As Hermes arrives to Calypso’s island, so also several messages arrive to the Blooms, but unlike Zeus’s missive, these letters do not set Leopold free.  Instead, they tie him further to his family by reminding him of his and Molly’s daughter & their son. They also sour the honey a bit by reminding Leopold of Molly’s unfaithfulness.

Calypso gives us our first glimpse at Leopold in contrast to Stephen. To finish our funmary, let’s take a quick look at this awesome two-some

Stephen: is so over-educated that everything reminds him of a line of poetry; estranged from his father & uncle; Catholic; desperately single; poet who is teaching; booted out of his tower by roomate

Leopold: has trouble remembering history lessons and multiplication tables; strongly connected to wife & daughter; Jewish; married; salesman who is an aspiring writer; didn’t want to disturb wife in her room

Both: thinkers & daydreamers; have a dead family member & are both in mourning black; don’t practice their religion but are strongly influenced by it ; live on the edge of poverty; have no key to their homes 

Quite the pair.

5 Responses

  1. Great funmation of the chapter and great point about this being a chapter about receiving messages, like and not like Hermes delivered in Odyssey. Never occurred to me. These messages do a lot to initiate and shape Bloom’s journey, just like the Odyssey.

  2. Thanks for all of the praise. 🙂 This was a fun section to tackle, and it generated some strong discussion points. I’m looking forward to where we go from here in Lotus Eaters.

  3. Katie Else recently discovered the following…

    “In my catching up, reading/googling, I came across this lady who was talking about how the stylistic change between chapters 2 and 3 has to do with Stephen having broken his glasses, which only gets mentioned once (I’m not sure where, I haven’t noticed it yet). She said it is part of why that chapter is so introspective and internal. He can’t see anything. And why, when Stephen is the subject in the book, there are many sound cues and descriptions instead of visual ones. He relates to the world through sound and is allowed to draw more inward because he can’t see.”

    I’ll need to look again, but now I vaguely recall this.
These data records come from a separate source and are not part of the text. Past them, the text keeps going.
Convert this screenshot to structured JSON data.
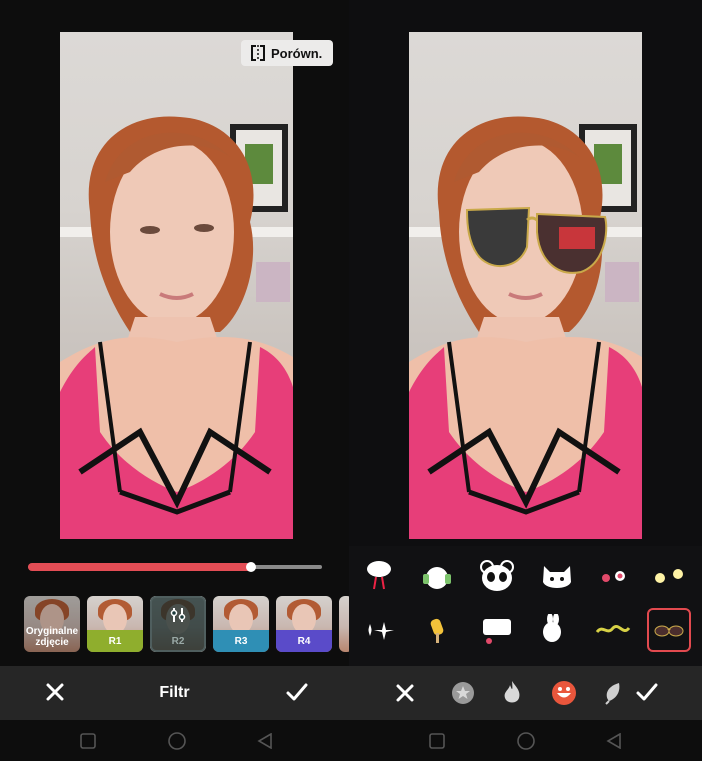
{
  "left": {
    "compare_label": "Porówn.",
    "slider": {
      "value_pct": 76
    },
    "filters": [
      {
        "label": "Oryginalne zdjęcie",
        "band": ""
      },
      {
        "label": "R1",
        "band": "#8fae2d"
      },
      {
        "label": "R2",
        "band": "#1d3b3b",
        "selected": true
      },
      {
        "label": "R3",
        "band": "#2f8fb5"
      },
      {
        "label": "R4",
        "band": "#5a4bc9"
      }
    ],
    "bottom": {
      "title": "Filtr"
    }
  },
  "colors": {
    "accent": "#e34d55",
    "bar": "#262626"
  }
}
If Steve’s glasses are broken, this will probably be a recurring issue as he goes through the day. Something to pay attention to.

  4. Here’s another helpful note from a mysterious Irishman on the role of sight…

    “This chapter is still focused on sight, though. If you think of Stephen as a real person, you can understand what he does in this chapter. He’s having a terrible time – his mother has died, he’s estranged from his family, in the first chapter he’s been treated badly by his friend Mulligan and effectively made homeless (he gave the tower key to Mulligan and it seems Haines will take his place – the last word is ‘usurper’) and in the second chapter his boss has just told him he won’t last long in his job. So he’s retreating into intellectual and philosophical thought, trying to escape from the real world around him. But he constantly has to open his eyes, look around to see who’s near him, etc. Also, he wonders who (in a greater sense of him being an artist) can see him, is watching him, notices him. He can’t escape from engaging with the real world of real people.
    Basically, one useful idea running through the book is that we experience the world through our senses and then ‘shape’ or process this sensory information into thoughts, memories, associations, subconsciousness. It’ll become much clearer next chapter: Bloom walks down the street, he sees something, it makes him think of something. Then he sees the next thing, it makes him think of something, and so on. And his thoughts are more interesting and accessible than Stephen’s.”

  5. […] Church where, upon entering, he sees a notice about the African mission. Leopold, who as Lizaanne noted is disengaged from his faith on a spiritual level (but not an identity level), thinks of […]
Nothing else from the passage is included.